Krutz also said that the compensation for administrators and faculty members fits right in with the rest of the market base.
“We neither have concerns about paying people more than what comparable institutions pay, nor do we have issues about having to catch people up,” Krutz said. “We’re always somewhere within the range.”
This current year, DeSalle said students received a 3 percent increase in tuition, which he said was the lowest in the state of Illinois. The salary freeze is a step to help ease the effects of the economy and keep future tuition increases to a minimum.
“I think that goes a long way to help students,” DeSalle said. “Students need to know that’s exactly the path that the president has us following.”Mark Bousquet, author of How the University Works: Higher Education and the Low-Wage Nation, said that research shows correlation between teacher salaries and student satisfaction, and that faculty members, not administrators, are actually underpaid considering their qualifications and importance to student success.
“One of the reasons administrators are paid so highly, unfortunately, is to cover up the consequences for students of the scandal of low teacher pay,” Bousquet said. “Paying teachers more would have a real and enduring consequence for students.”
Bousquet said that for the current academic year, some administrators could be benefiting of the current state of the economy.
“Sadly, most administrators are taking advantage of the crisis to try and lower teacher salaries, and cover up student non-persistence,” he said. “With more and more students turning to higher education as a shelter from the economy, the fact that the majority of students drop out from institutions like Columbia just isn’t on anyone’s radar—and it should be.”
In response to people who feel administrators are paid highly, Bousquet said that high salaries are a way to cover up the fact that faculty members are paid fairly low.
“Faculty salaries are low.
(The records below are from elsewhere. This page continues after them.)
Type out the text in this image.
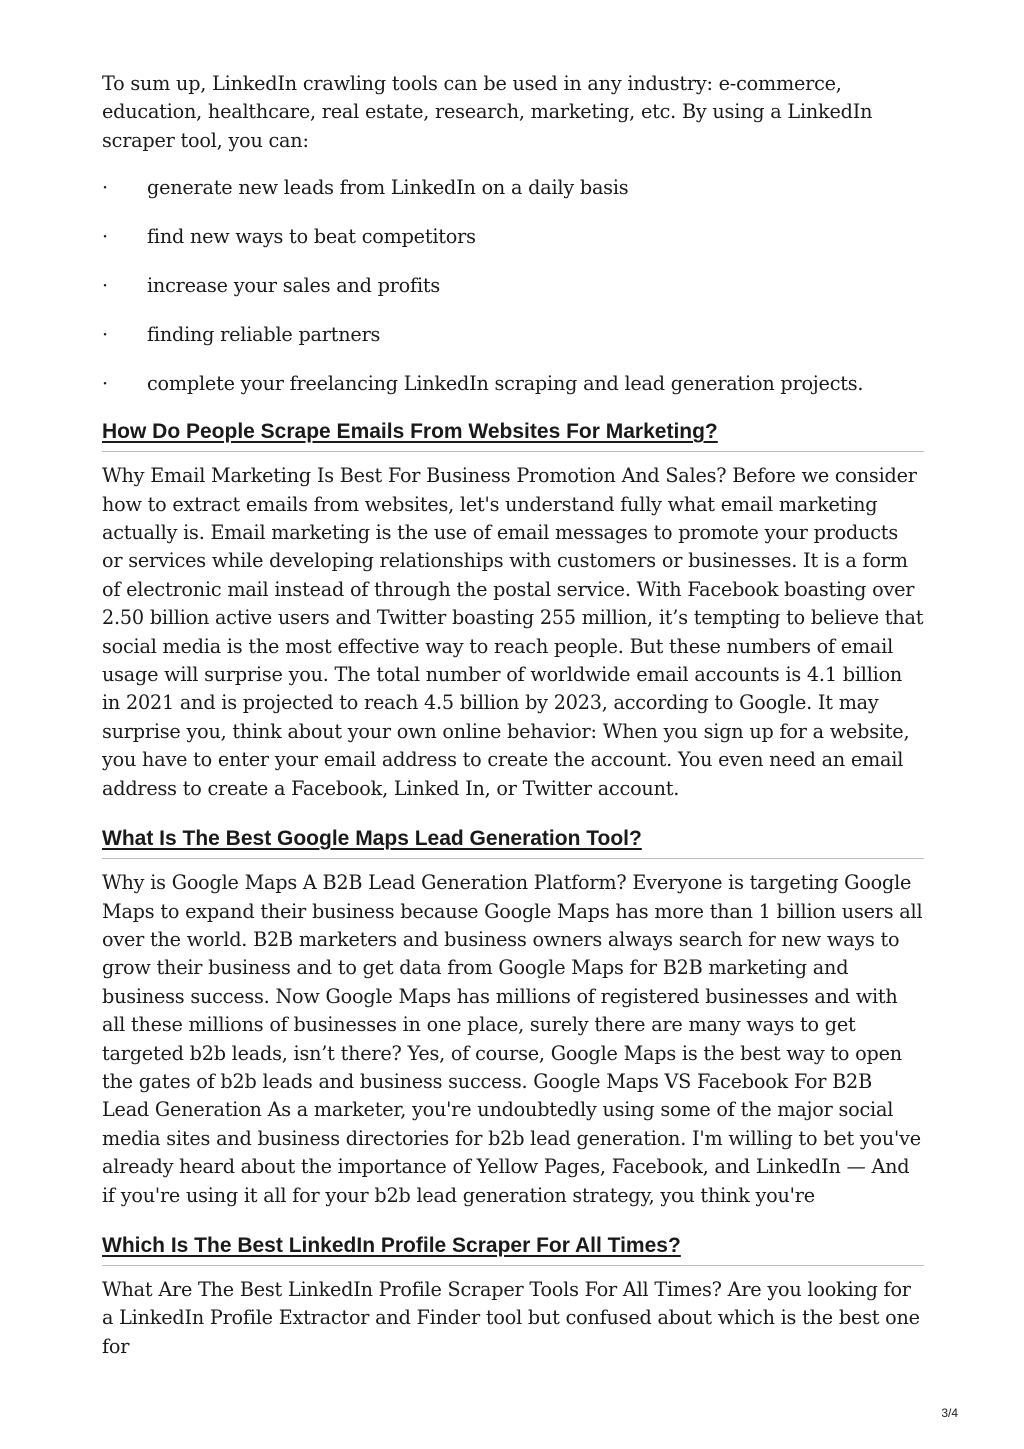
To sum up, LinkedIn crawling tools can be used in any industry: e-commerce, education, healthcare, real estate, research, marketing, etc. By using a LinkedIn scraper tool, you can:

· generate new leads from LinkedIn on a daily basis
· find new ways to beat competitors
· increase your sales and profits
· finding reliable partners
· complete your freelancing LinkedIn scraping and lead generation projects.
How Do People Scrape Emails From Websites For Marketing?

Why Email Marketing Is Best For Business Promotion And Sales? Before we consider how to extract emails from websites, let's understand fully what email marketing actually is. Email marketing is the use of email messages to promote your products or services while developing relationships with customers or businesses. It is a form of electronic mail instead of through the postal service. With Facebook boasting over 2.50 billion active users and Twitter boasting 255 million, it’s tempting to believe that social media is the most effective way to reach people. But these numbers of email usage will surprise you. The total number of worldwide email accounts is 4.1 billion in 2021 and is projected to reach 4.5 billion by 2023, according to Google. It may surprise you, think about your own online behavior: When you sign up for a website, you have to enter your email address to create the account. You even need an email address to create a Facebook, Linked In, or Twitter account.

What Is The Best Google Maps Lead Generation Tool?

Why is Google Maps A B2B Lead Generation Platform? Everyone is targeting Google Maps to expand their business because Google Maps has more than 1 billion users all over the world. B2B marketers and business owners always search for new ways to grow their business and to get data from Google Maps for B2B marketing and business success. Now Google Maps has millions of registered businesses and with all these millions of businesses in one place, surely there are many ways to get targeted b2b leads, isn’t there? Yes, of course, Google Maps is the best way to open the gates of b2b leads and business success. Google Maps VS Facebook For B2B Lead Generation As a marketer, you're undoubtedly using some of the major social media sites and business directories for b2b lead generation. I'm willing to bet you've already heard about the importance of Yellow Pages, Facebook, and LinkedIn — And if you're using it all for your b2b lead generation strategy, you think you're

Which Is The Best LinkedIn Profile Scraper For All Times?

What Are The Best LinkedIn Profile Scraper Tools For All Times? Are you looking for a LinkedIn Profile Extractor and Finder tool but confused about which is the best one for

3/4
Most faculty, nationally, are on temporary contracts and earn wages comparable to wait staff and bartenders,” he said. “Administrators get highly paid to pretend that this shabby practice doesn’t affect the quality of your education or the likelihood that you’ll get your degree. Students should demand more full-time tenure-track faculty with the terminal degrees in their fields, lower tuition and smaller, leaner, administrations.”